L’application de vérification d’âge de l’UE piratée en 2 minutes !
Age Verification, la nouvelle application officielle de vérification d’âge de l’Union européenne, est-elle un gruyère en matière de sécurité ? À en croire un chercheur en sécurité qui est parvenu à la pirater en moins de 2 minutes, la réponse est oui.
Age Verification, l’application de vérification d’âge de l’Europe
Le mercredi 15 avril 2026, la présidente de la Commission européenne, Ursula von der Leyen, a dévoilé la nouvelle application de vérification d’âge mise au point par l’Union Européenne. Nommée Age Verification, cette application mobile doit notamment permettre aux individus européens de prouver qu’ils ont l’âge requis pour accéder aux réseaux sociaux, une obligation qui doit entrer en vigueur en septembre prochain. Cette application doit permettre aux citoyens de prouver leur âge en ligne sans transmettre de données personnelles sensibles aux plateformes, ce qui est plutôt intéressant en comparaison d’autres alternatives ayant la même finalité.
“L’application est totalement anonyme, elle fonctionne sur n’importe quel appareil et son logiciel est entièrement open source, ce qui signifie que les pays partenaires dans le monde entier peuvent également l’adopter.”, précise le communiqué disponible sur europa.eu. Lors de son allocution, Ursula von der Leyen a également affirmé que cette application respectait “les normes les plus élevées au monde” en matière de confidentialité et de respect de la vie privée.

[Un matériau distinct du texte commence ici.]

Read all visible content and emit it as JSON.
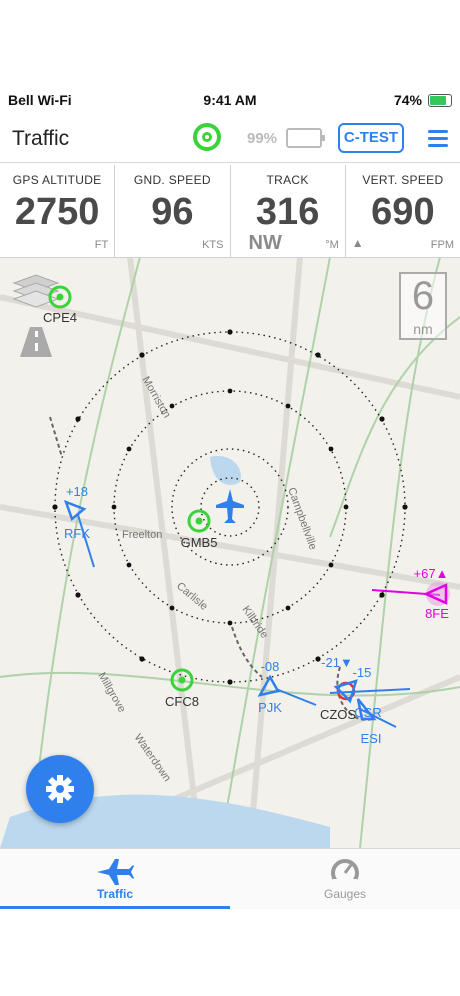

Le problème, c’est que le consultant en sécurité Paul Moore montre qu’il est possible de contourner la sécurité de l’application en moins de 2 minutes… Il n’a pas mâché ses mots sur X : “Sérieusement, Von der Leyen – ce produit sera le catalyseur d’une énorme violation à un moment donné. Ce n’est qu’une question de temps.”
Mais alors, c’est quoi le problème ?
Une mauvaise gestion du code PIN
En analysant le fonctionnement de l’application, Paul Moore a mis en évidence des vulnérabilités dans la gestion du code PIN. Je dirais même qu’il y a des lacunes dans la façon dont sont stockées les données en local sur l’appareil, ce qui facilite le piratage.
Lors de la première utilisation de cette application, l’utilisateur doit créer un code PIN. Il permet de déverrouiller l’accès à ses informations et permet donc de vérifier l’âge sur une plateforme par cet intermédiaire.
Mais Paul Moore a identifié plusieurs problèmes :
- Un chiffrement décorrélé de l’identité : le code PIN chiffré est stocké localement, mais n’est pas lié au coffre-fort d’identité de l’utilisateur. En supprimant certaines valeurs dans les fichiers de configuration, un attaquant peut définir un nouveau code PIN tout en conservant l’accès aux données du profil précédent.
- Un blocage des tentatives (brute force) inadapté : la limitation du nombre de saisies de codes PIN (rate limiting) repose sur un simple compteur stocké dans un fichier modifiable. Il suffit de le remettre à zéro pour effectuer des attaques par brute force à l’infini.
- Une biométrie désactivable facilement : l’authentification biométrique est contrôlée par un simple paramètre booléen. En le passant de “vrai” à “faux”, l’application ignore totalement cette étape de vérification.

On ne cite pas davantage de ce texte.